Climate change and environmental degradation continued to be of critical importance to both agencies, as well, she said. The cumulative pressures and recurrence of extreme events contributed to the vulnerability of populations, with Somalia and Pakistan cases in point. The agencies would continue to work together with other humanitarian and development partners to enhance knowledge and understanding to tackle displacement, migration and the relocation consequences of climate change and environmental degradation. The IOM had worked side by side with UNHCR with a clear allocation of roles and responsibilities: the UNHCR with the protection mandate, while thereafter the IOM assisted resettlement countries through working directly with identified refugees in preparing and processing their cases, conducting health assessments and cultural orientation sessions, and managing resettlement transportation.
Right of Reply
Speaking in exercise of the right of reply to yesterday’s statement by the Russian Federation, Latvia’s representative said the Russian Federation’s delegate had apparently deliberately misinformed the international community on the situation of the matter of stateless peoples. Currently, there were only 177 stateless persons residing in Latvia, and the country had constantly reaffirmed its commitment to protecting human rights.
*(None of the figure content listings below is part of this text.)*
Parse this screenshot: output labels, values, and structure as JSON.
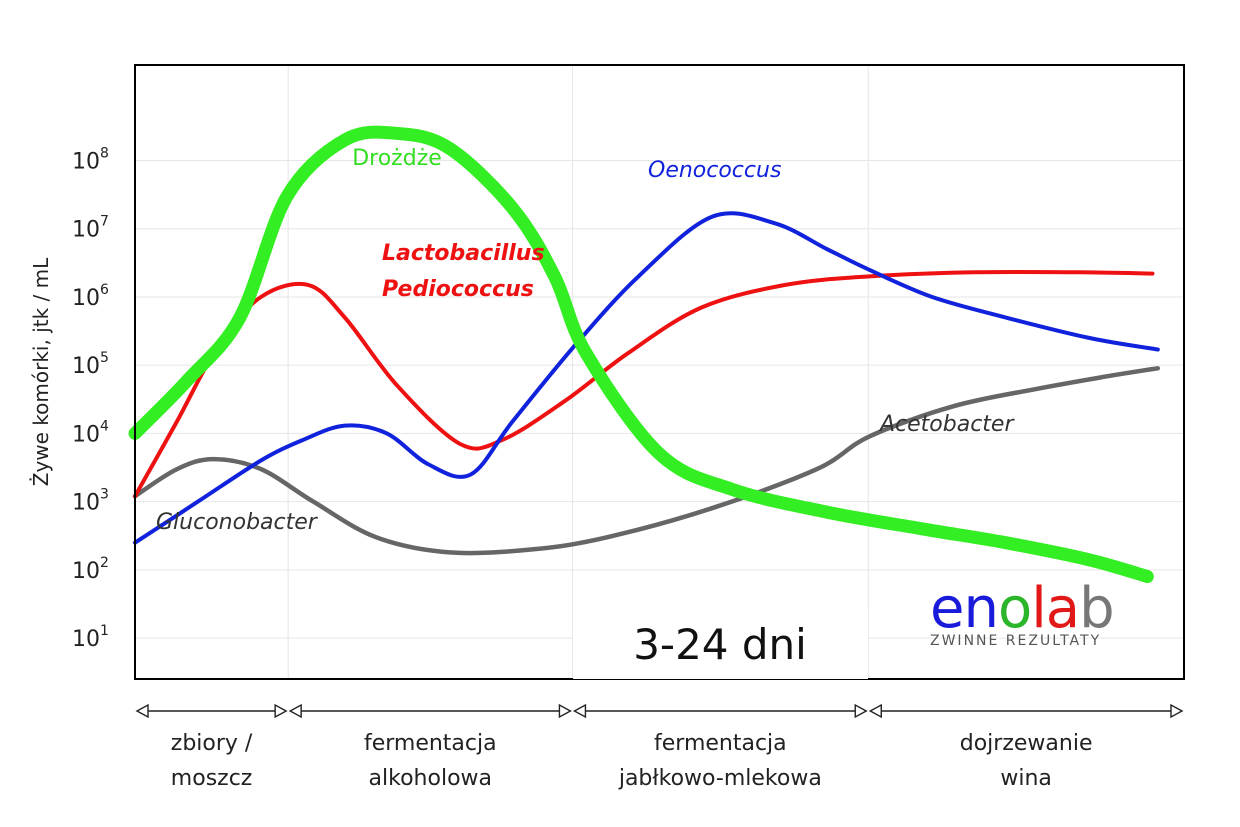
{
  "chart_data": {
    "type": "line",
    "title": "",
    "ylabel": "Żywe komórki, jtk / mL",
    "xlabel": "3-24 dni",
    "y_scale": "log",
    "ylim": [
      1,
      1000000000
    ],
    "y_ticks": [
      {
        "base": "10",
        "exp": "1"
      },
      {
        "base": "10",
        "exp": "2"
      },
      {
        "base": "10",
        "exp": "3"
      },
      {
        "base": "10",
        "exp": "4"
      },
      {
        "base": "10",
        "exp": "5"
      },
      {
        "base": "10",
        "exp": "6"
      },
      {
        "base": "10",
        "exp": "7"
      },
      {
        "base": "10",
        "exp": "8"
      }
    ],
    "x_range": [
      0,
      100
    ],
    "grid": true,
    "phases": [
      {
        "label1": "zbiory /",
        "label2": "moszcz",
        "start": 0,
        "end": 14.6
      },
      {
        "label1": "fermentacja",
        "label2": "alkoholowa",
        "start": 14.6,
        "end": 41.7
      },
      {
        "label1": "fermentacja",
        "label2": "jabłkowo-mlekowa",
        "start": 41.7,
        "end": 69.9
      },
      {
        "label1": "dojrzewanie",
        "label2": "wina",
        "start": 69.9,
        "end": 100
      }
    ],
    "series": [
      {
        "name": "Drożdże",
        "color": "#33ee22",
        "x": [
          0,
          5,
          10,
          14.5,
          20,
          25,
          30,
          36,
          40,
          43,
          50,
          57,
          66,
          75,
          83,
          91,
          96.5
        ],
        "y": [
          10000,
          60000,
          500000,
          30000000,
          200000000,
          250000000,
          150000000,
          20000000,
          2000000,
          150000,
          5000,
          1500,
          700,
          400,
          250,
          140,
          80
        ]
      },
      {
        "name": "Lactobacillus Pediococcus",
        "color": "#ee1111",
        "x": [
          0,
          4,
          8,
          12,
          16.5,
          20,
          25,
          31,
          35,
          41,
          47,
          54,
          62,
          70,
          80,
          90,
          97
        ],
        "y": [
          1200,
          15000,
          200000,
          1000000,
          1500000,
          500000,
          50000,
          7000,
          8000,
          30000,
          150000,
          700000,
          1500000,
          2000000,
          2300000,
          2300000,
          2200000
        ]
      },
      {
        "name": "Oenococcus",
        "color": "#1122dd",
        "x": [
          0,
          6,
          12,
          16,
          20,
          24,
          28,
          32,
          36,
          42,
          48,
          55,
          61,
          66,
          70,
          76,
          83,
          91,
          97.5
        ],
        "y": [
          250,
          1000,
          4000,
          8000,
          13000,
          10000,
          3500,
          2500,
          15000,
          200000,
          2000000,
          15000000,
          12000000,
          5000000,
          2500000,
          1000000,
          500000,
          250000,
          170000
        ]
      },
      {
        "name": "Gluconobacter",
        "color": "#666666",
        "x": [
          0,
          4,
          7.5,
          12,
          17,
          23,
          30,
          38,
          45,
          55,
          65,
          70,
          78,
          86,
          93,
          97.5
        ],
        "y": [
          1200,
          3000,
          4200,
          3000,
          1000,
          300,
          180,
          200,
          300,
          800,
          3000,
          9000,
          25000,
          45000,
          70000,
          90000
        ]
      },
      {
        "name": "Acetobacter",
        "color": "#666666",
        "x": [],
        "y": []
      }
    ]
  },
  "brand": {
    "name_e": "e",
    "name_n": "n",
    "name_o": "o",
    "name_l": "l",
    "name_a": "a",
    "name_b": "b",
    "tagline": "ZWINNE REZULTATY",
    "color_blue": "#1a1adb",
    "color_green": "#2bb52b",
    "color_red": "#e01818",
    "color_gray": "#777777"
  }
}
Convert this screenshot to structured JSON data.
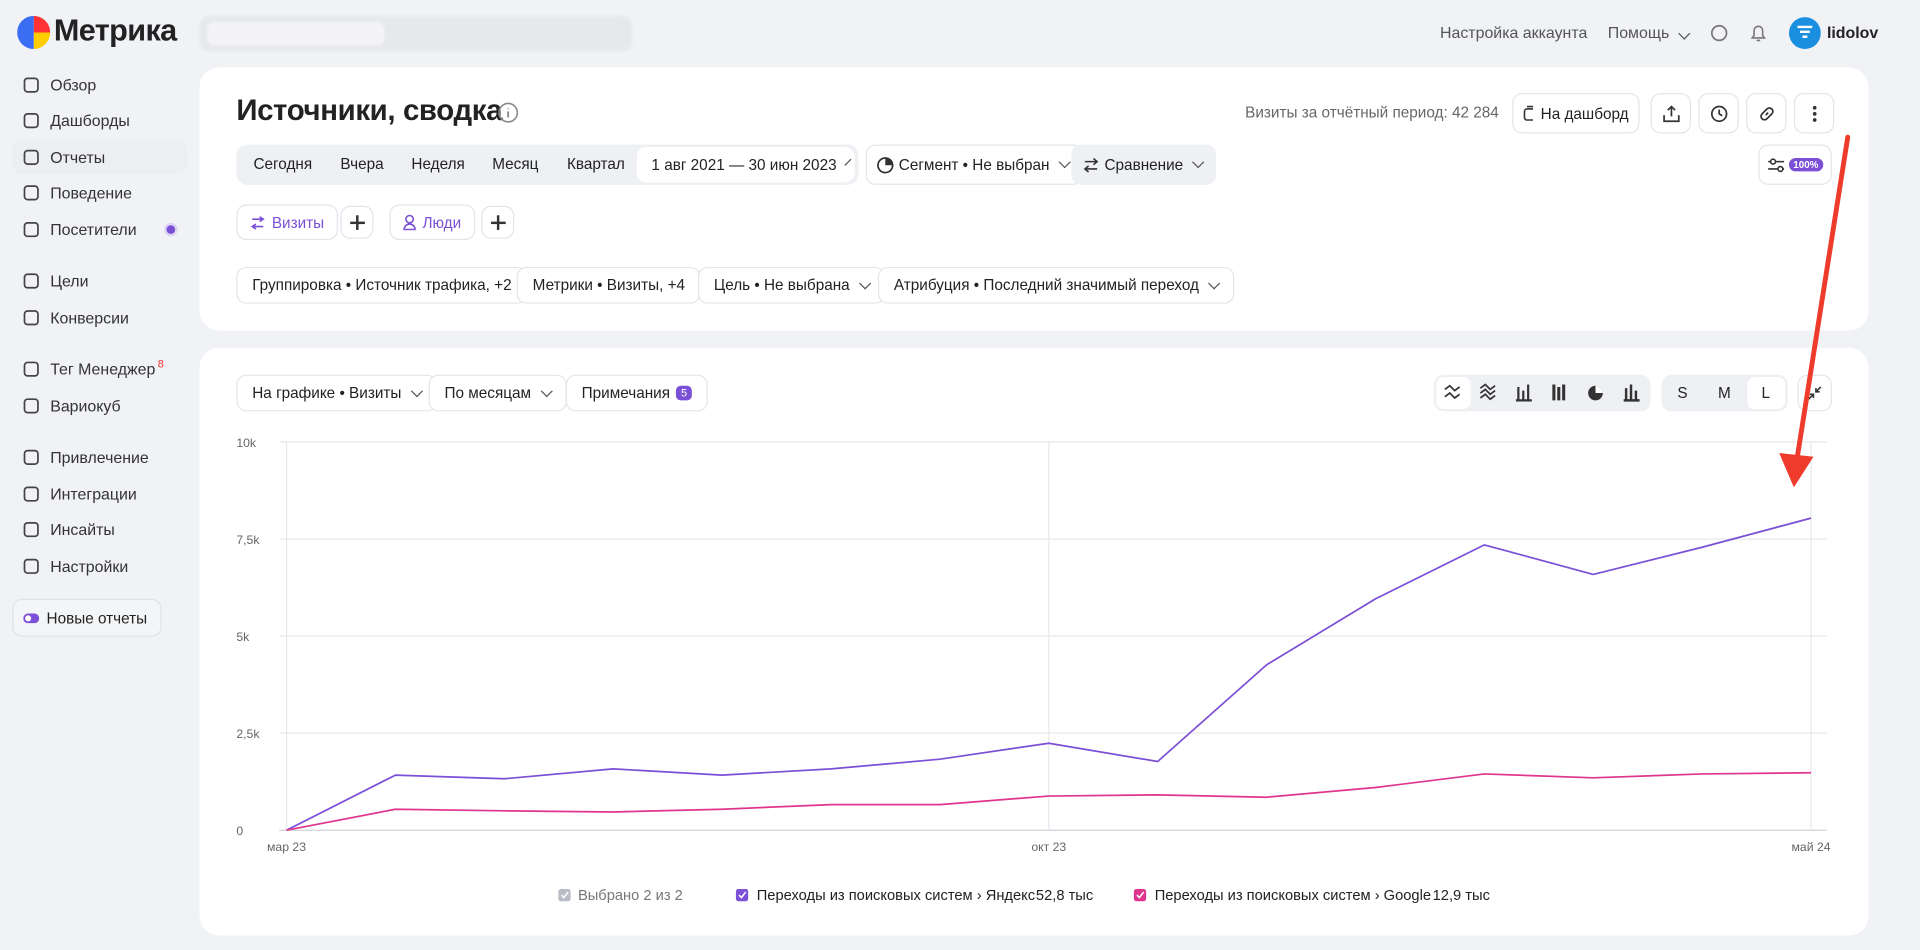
{
  "logo": "Метрика",
  "topbar": {
    "account": "Настройка аккаунта",
    "help": "Помощь",
    "user": "lidolov"
  },
  "sidebar": {
    "groups": [
      [
        "Обзор",
        "Дашборды",
        "Отчеты",
        "Поведение",
        "Посетители"
      ],
      [
        "Цели",
        "Конверсии"
      ],
      [
        "Тег Менеджер",
        "Вариокуб"
      ],
      [
        "Привлечение",
        "Интеграции",
        "Инсайты",
        "Настройки"
      ]
    ],
    "tag_badge": 8,
    "new_reports": "Новые отчеты"
  },
  "header": {
    "title": "Источники, сводка",
    "visits_label": "Визиты за отчётный период: 42 284",
    "dashboard_button": "На дашборд"
  },
  "filters": {
    "periods": [
      "Сегодня",
      "Вчера",
      "Неделя",
      "Месяц",
      "Квартал"
    ],
    "date_range": "1 авг 2021 — 30 июн 2023",
    "segment": "Сегмент • Не выбран",
    "comparison": "Сравнение",
    "zoom": "100%"
  },
  "tabs": [
    "Визиты",
    "Люди"
  ],
  "settings": [
    "Группировка • Источник трафика, +2",
    "Метрики • Визиты, +4",
    "Цель • Не выбрана",
    "Атрибуция • Последний значимый переход"
  ],
  "chart_controls": {
    "chart_metric": "На графике • Визиты",
    "grouping": "По месяцам",
    "notes": "Примечания",
    "notes_count": 5,
    "sizes": [
      "S",
      "M",
      "L"
    ]
  },
  "chart_data": {
    "type": "line",
    "categories": [
      "мар 23",
      null,
      null,
      null,
      null,
      null,
      null,
      "окт 23",
      null,
      null,
      null,
      null,
      null,
      null,
      "май 24"
    ],
    "series": [
      {
        "name": "Переходы из поисковых систем › Яндекс",
        "color": "#7b4fd6",
        "total_label": "52,8 тыс",
        "values": [
          0,
          1420,
          1325,
          1580,
          1420,
          1580,
          1830,
          2240,
          1770,
          4260,
          5960,
          7350,
          6590,
          7290,
          8040
        ]
      },
      {
        "name": "Переходы из поисковых систем › Google",
        "color": "#e0358f",
        "total_label": "12,9 тыс",
        "values": [
          0,
          540,
          500,
          470,
          540,
          660,
          660,
          880,
          910,
          850,
          1100,
          1450,
          1350,
          1450,
          1480
        ]
      }
    ],
    "ylim": [
      0,
      10000
    ],
    "yticks": [
      0,
      {
        "value": 2500,
        "label": "2,5k"
      },
      {
        "value": 5000,
        "label": "5k"
      },
      {
        "value": 7500,
        "label": "7,5k"
      },
      {
        "value": 10000,
        "label": "10k"
      }
    ],
    "grid": true,
    "legend_header": "Выбрано 2 из 2"
  }
}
Exercising the right of reply to the statement of Azerbaijan, Armenia’s representative expressed regret and disappointment that Azerbaijan continued to use every agenda item for anti-Armenia propaganda. He had cited exaggerated figures through juggling various reports, for propaganda. How was it possible that a country so rich in oil could not resettle its refugee and internally displaced persons population? she asked. The Government of Azerbaijan was apparently not interested in solving the problem of refugees, and was using them as instruments of political pressure. There were flagrant examples of being kept in camps exclusively to serve for propaganda purposes. Armenia was the first to have to cope with settlement of half a million who were forced to flee in the 1980s. It had no oil fields and was not as wealthy as Azerbaijan, but had implemented programmes for internally displaced persons and was doing its best to integrate them into society. She hoped Azerbaijan would put an end to propagandistic attacks and would focus instead on improving the lives of displaced peoples until a solution was found.
Responding to Latvia and yesterday’s comments by Estonia, the representative of the Russian Federation said he had cited information from international and independent bodies, including UNHCR, on human rights. Unfortunately those who were stateless in Estonia and Latvia continued to suffer, he said.
Responding to Armenia, Azerbaijan’s representative said Armenia had breached international law by seizing and continuing to occupy those territories. The Azerbaijani Government had used its oil revenues to alleviate the welfare of the refugee and internally displaced persons populations in the country, and Armenia needed to renounce its policy of hatred and work on restoring relations.